Wiping her cheeks with small hands, her nails painted a green that matched her

unusual eyes, Amara continued, her voice trembling like a leaf in the wind.

“I met Tristan when Mr. Maroni brought him to the house that day…” her beautiful, swollen eyes glazed over, lost in the memory she was speaking of, making Morana grit her teeth harder at the image of the aftermath.

“He was wearing this white long-sleeved t-shirt, splattered with drops of blood, one entire hand completely bloodied, his hair a mess. He was just two years older than I was but he seemed so much older. His eyes… god, his eyes, Morana… they were so dead,” Amara shuddered, looking into space, goosebumps erupting over her arms.

She rubbed them slowly. “Mr. Maroni told everyone he would be staying at the compound. He talked about Tristan but Tristan just stood there, not moving, not reacting, his eyes moving over everyone. But he didn’t look at anyone, he looked right through them… as though he was seeing nothing... It was so terrifying coming from such a young boy.”

Morana tried to find the congruence in what Amara was telling her what she’d seen for herself. She’d seen him look that way at other people – at the men in the casino, at the people in the barn, at the crowd in the restaurant. She’d even remembered him looking that way at her that first night in Tenebrae when he hadn’t known who she’d been, and her own knife had been pressed against her neck by his hands.

Now that she knew, she realized he’d evidently never, not since then, looked at her with nothing. There had always, always been something in those blue eyes of his. He’d always looked at her, in that intense way that seared her.

Amara’s voice broke through her thoughts, a gust of cool breeze lifting a strand of her dark hair, chilling Morana.

“I remember asking mama about him that night. Nobody in our world knew why an outsider had been brought into the family, more so to live on the compound. That had never happened before. But a few days later, there were rumors.”

Morana wrapped her arms around herself, a chill settling in her bones as she waited for Amara to continue.

“My mama told me she’d heard whispers among the servants about him. The servants always knew what happened at the compound, but they never spoke of it because of fear – for their families, for themselves, some even from loyalty. But they did talk among themselves, and Tristan had created quite a stir. Mama told me about those whispers, about how he’d murdered his own father in cold blood in a room full of men, about how dangerous he was, about how they said he was going to be the most feared of all men when he grew up. She told me to keep my distance from him. Everyone did. And I’m ashamed to admit, I kept my distance, shunned him like everyone else because of course, I was a little scared.”
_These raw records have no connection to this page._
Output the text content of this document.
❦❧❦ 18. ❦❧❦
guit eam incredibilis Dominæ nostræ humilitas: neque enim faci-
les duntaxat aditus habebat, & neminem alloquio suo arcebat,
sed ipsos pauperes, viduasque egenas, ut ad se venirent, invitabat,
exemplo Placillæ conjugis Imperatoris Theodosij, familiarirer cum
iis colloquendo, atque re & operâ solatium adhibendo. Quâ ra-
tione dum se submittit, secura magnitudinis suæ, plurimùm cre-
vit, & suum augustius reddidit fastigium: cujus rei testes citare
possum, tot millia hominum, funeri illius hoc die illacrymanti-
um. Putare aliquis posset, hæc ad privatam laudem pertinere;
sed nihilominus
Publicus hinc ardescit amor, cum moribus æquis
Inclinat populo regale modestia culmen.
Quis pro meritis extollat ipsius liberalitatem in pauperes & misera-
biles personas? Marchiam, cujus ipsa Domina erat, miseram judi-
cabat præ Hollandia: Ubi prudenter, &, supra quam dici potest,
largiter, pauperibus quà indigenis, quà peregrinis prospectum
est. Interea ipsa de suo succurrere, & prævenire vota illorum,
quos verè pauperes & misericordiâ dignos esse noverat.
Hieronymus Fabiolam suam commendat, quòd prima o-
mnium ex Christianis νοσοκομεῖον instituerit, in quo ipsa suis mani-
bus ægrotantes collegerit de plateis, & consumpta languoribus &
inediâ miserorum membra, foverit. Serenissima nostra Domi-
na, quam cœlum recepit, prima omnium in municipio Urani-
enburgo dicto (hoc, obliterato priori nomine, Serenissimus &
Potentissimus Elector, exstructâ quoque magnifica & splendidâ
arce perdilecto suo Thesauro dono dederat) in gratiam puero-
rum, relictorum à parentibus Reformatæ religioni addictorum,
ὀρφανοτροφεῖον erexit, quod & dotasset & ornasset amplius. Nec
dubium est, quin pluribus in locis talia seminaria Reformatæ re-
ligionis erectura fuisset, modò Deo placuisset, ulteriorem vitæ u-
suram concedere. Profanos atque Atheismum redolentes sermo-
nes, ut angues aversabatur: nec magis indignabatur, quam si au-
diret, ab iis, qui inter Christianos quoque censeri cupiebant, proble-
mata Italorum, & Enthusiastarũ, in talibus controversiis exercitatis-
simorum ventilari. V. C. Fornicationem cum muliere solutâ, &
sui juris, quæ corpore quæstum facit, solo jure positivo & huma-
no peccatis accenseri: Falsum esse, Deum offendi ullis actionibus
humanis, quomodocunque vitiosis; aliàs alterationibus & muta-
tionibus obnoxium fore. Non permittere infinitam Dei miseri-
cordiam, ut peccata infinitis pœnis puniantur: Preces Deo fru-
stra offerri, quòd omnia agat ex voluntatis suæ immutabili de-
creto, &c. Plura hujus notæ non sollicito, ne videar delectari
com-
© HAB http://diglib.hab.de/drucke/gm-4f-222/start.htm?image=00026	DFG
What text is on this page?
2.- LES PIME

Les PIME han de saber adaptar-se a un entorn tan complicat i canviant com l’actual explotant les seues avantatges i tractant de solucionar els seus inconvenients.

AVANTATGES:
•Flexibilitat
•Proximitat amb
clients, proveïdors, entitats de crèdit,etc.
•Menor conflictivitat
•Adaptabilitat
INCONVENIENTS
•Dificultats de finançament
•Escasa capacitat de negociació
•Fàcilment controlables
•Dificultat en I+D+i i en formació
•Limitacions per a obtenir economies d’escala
“You were just a child,” Morana spoke up before she could help herself, her voice rusty and small.

Amara smiled sadly, fidgeting with the hem of her top. “So was he, Morana. We all forgot that so was he.”

Morana swallowed the lump in her throat, gripping her top with her fingers.

“Him being such a terrifyingly silent boy just fed the wariness everyone felt for him even more. People talked about him, and I’m certain he knew, but he never uttered a word. Nothing. The first time I actually heard him speak was years after he’d come to live there.”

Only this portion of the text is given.